Crystal System: Monoclinic
Status of Occurrence: Confirmed Occurrence
Distribution: Widespread
Chemical Composition: Magnesium iron aluminium silicate hydroxide
Chemical Formula: (Mg,Fe2+)5Al(Si3Al)O10(OH)8
Method(s) of Verification: alpine-type veins - XRD (Manchester Museum).

Chemical Group:

  • Silicates

Geological Context:

  • Metamorphic: low-grade
  • Hydrothermal: alpine type veins
Group of pseudohexagonal clinochlore plates on anatase. Small white projection on the left is xenotime. Gloddfa Ganol Quarry, Blaenau Ffestiniog. Scale bar 0.05 mm. SEM photomicrograph, backscatter-mode. © National Museum of Wales.
Introduction: clinochlore, a member of the chlorite group, is found typically as a secondary mineral developed in low-grade metamorphic or hydrothermally-altered intermediate and basic igneous rocks and in veins cutting them.
Occurrence in Wales: clinochlore, as defined by the chlorite group nomenclature of Bayliss (1975), is widely developed in Wales as a component of altered basic igneous rocks (Bevins & Rowbotham, 1983). It is a frequent replacement of primary mafic minerals and also fills vesicles and other cavities. It is also abundantly developed in syn-tectonic 'alpine fissure-type' veins which were formed within basic igneous rock bodies during the regional Caledonian deformation of the area. In the latter association, it tends to form massive, friable green aggregates of microcrystals.

Key Localities:

  • Afon Wen, Gwynedd: clinochlore is present in quantity in alpine fissure-type veins cutting altered dioritic rocks of the Afon Wen Intrusive Complex. It is associated with epidote-clinozoisite, albite, quartz and calcite and was discovered (by J.S. Mason & M.J. Liezers) during recent mineral exploration work.
  • Clogau Mine, Bontddu, Gwynedd: a common component of the 'White Elephant' veins which are lens-shaped alpine fissure-type bodies occupying flat or low-angle fractures cutting mesothermal gold-lodes and adjacent altered basic igneous rocks. Associated minerals are quartz, calcite and rutile. Discovered (by J.S. Mason, M.J. Liezers) during recent mineral exploration work.
  • Dinorwic Quarry, Llanberis, Gwynedd: the details of this occurrence at identical to that at Penrhyn Quarry, with clinochlore common within mineralized boudin neck-zones in basalt dykes cutting Cambrian slates in this area. Associated minerals include epidote, quartz, albite and specular hematite (Bevins & Mason, 1998).
  • Gloddfa Ganol Quarry, Blaenau Ffestiniog, Gwynedd: this mineral occurs here as part of an alpine fissure-type assemblage with anatase, albite, quartz, synchysite and apatite, occupying fractures in dykes and tuff beds and also in localized breccia-zones, discovered during MINESCAN follow-up work, 2001 (National Museum of Wales/Manchester Museum unpublished data).
  • Manod Quarry, Blaenau Ffestiniog, Gwynedd: this locality has provided many examples of alpine fissure-type mineralization (e.g. Green & Middleton, 1996). Clinochlore is common as part of the mineral assemblage and is most frequently associated with anatase, brookite, quartz (within which it frequently forms inclusions) and albite.
  • Penrhyn Quarry, Bethesda, Gwynedd: clinochlore is common within mineralized boudin neck-zones in basalt dykes cutting Cambrian slates in this area. Associated minerals include epidote, quartz, albite and specular hematite (Bevins & Mason, 1998).
  • Tanygrisiau Station, Blaenau Ffestiniog, Gwynedd: the occurrence of clinochlore at this locality is identical to that cited for Manod Quarry.

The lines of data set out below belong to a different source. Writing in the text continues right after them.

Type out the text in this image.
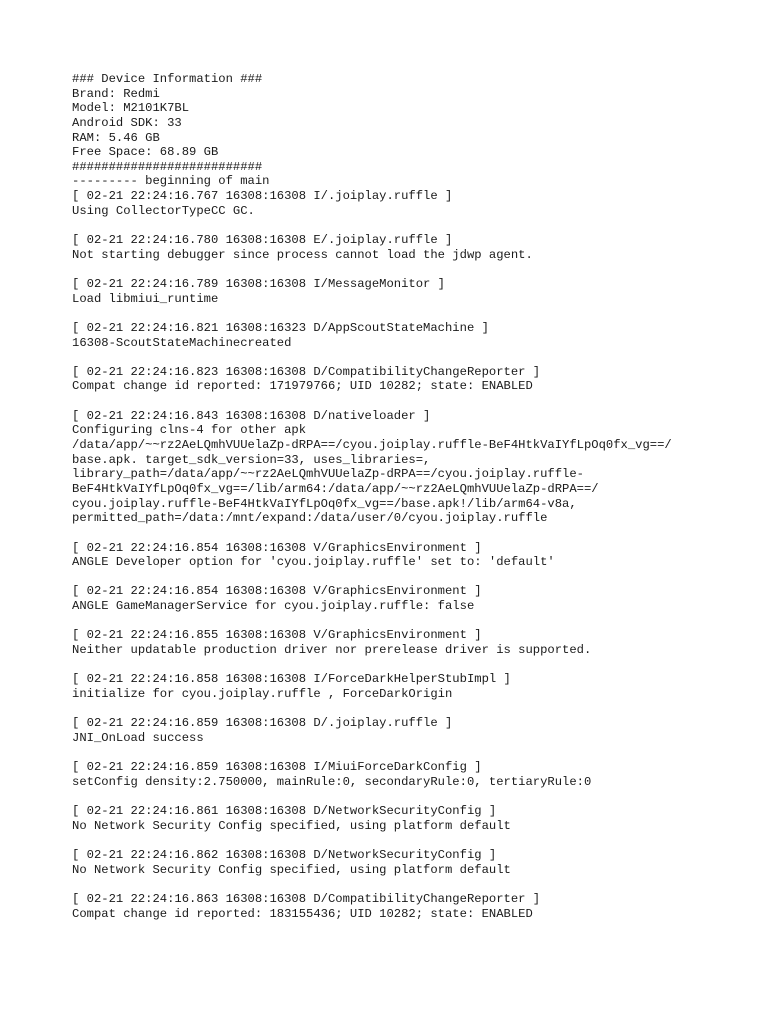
### Device Information ###
Brand: Redmi
Model: M2101K7BL
Android SDK: 33
RAM: 5.46 GB
Free Space: 68.89 GB
##########################
--------- beginning of main
[ 02-21 22:24:16.767 16308:16308 I/.joiplay.ruffle ]
Using CollectorTypeCC GC.
[ 02-21 22:24:16.780 16308:16308 E/.joiplay.ruffle ]
Not starting debugger since process cannot load the jdwp agent.
[ 02-21 22:24:16.789 16308:16308 I/MessageMonitor ]
Load libmiui_runtime
[ 02-21 22:24:16.821 16308:16323 D/AppScoutStateMachine ]
16308-ScoutStateMachinecreated
[ 02-21 22:24:16.823 16308:16308 D/CompatibilityChangeReporter ]
Compat change id reported: 171979766; UID 10282; state: ENABLED
[ 02-21 22:24:16.843 16308:16308 D/nativeloader ]
Configuring clns-4 for other apk
/data/app/~~rz2AeLQmhVUUelaZp-dRPA==/cyou.joiplay.ruffle-BeF4HtkVaIYfLpOq0fx_vg==/
base.apk. target_sdk_version=33, uses_libraries=,
library_path=/data/app/~~rz2AeLQmhVUUelaZp-dRPA==/cyou.joiplay.ruffle-
BeF4HtkVaIYfLpOq0fx_vg==/lib/arm64:/data/app/~~rz2AeLQmhVUUelaZp-dRPA==/
cyou.joiplay.ruffle-BeF4HtkVaIYfLpOq0fx_vg==/base.apk!/lib/arm64-v8a,
permitted_path=/data:/mnt/expand:/data/user/0/cyou.joiplay.ruffle
[ 02-21 22:24:16.854 16308:16308 V/GraphicsEnvironment ]
ANGLE Developer option for 'cyou.joiplay.ruffle' set to: 'default'
[ 02-21 22:24:16.854 16308:16308 V/GraphicsEnvironment ]
ANGLE GameManagerService for cyou.joiplay.ruffle: false
[ 02-21 22:24:16.855 16308:16308 V/GraphicsEnvironment ]
Neither updatable production driver nor prerelease driver is supported.
[ 02-21 22:24:16.858 16308:16308 I/ForceDarkHelperStubImpl ]
initialize for cyou.joiplay.ruffle , ForceDarkOrigin
[ 02-21 22:24:16.859 16308:16308 D/.joiplay.ruffle ]
JNI_OnLoad success
[ 02-21 22:24:16.859 16308:16308 I/MiuiForceDarkConfig ]
setConfig density:2.750000, mainRule:0, secondaryRule:0, tertiaryRule:0
[ 02-21 22:24:16.861 16308:16308 D/NetworkSecurityConfig ]
No Network Security Config specified, using platform default
[ 02-21 22:24:16.862 16308:16308 D/NetworkSecurityConfig ]
No Network Security Config specified, using platform default
[ 02-21 22:24:16.863 16308:16308 D/CompatibilityChangeReporter ]
Compat change id reported: 183155436; UID 10282; state: ENABLED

  1. Bayliss, P., 1975. Nomenclature of the trioctahedral chlorites. Canadian Mineralogist, 13, 178-180.
  2. Bevins, R.E. & Mason, J.S., 1998. Welsh Metallophyte and metallogenic evaluation project: Results of a Minesite Survey of Gwynedd. National Museums of Wales, Cardiff.
  3. Bevins, R.E. & Rowbotham, G., 1983. Low-grade metamorphism within the Welsh sector of the paratectonic Caledonides. Geological Journal, 18, 141-167
  4. Green, D.I. & Middleton, D., 1996. Alpine-type vein minerals from Tanygrisiau, Gwynedd. U.K. U.K. Journal of Mines and Minerals, 16, 30-33.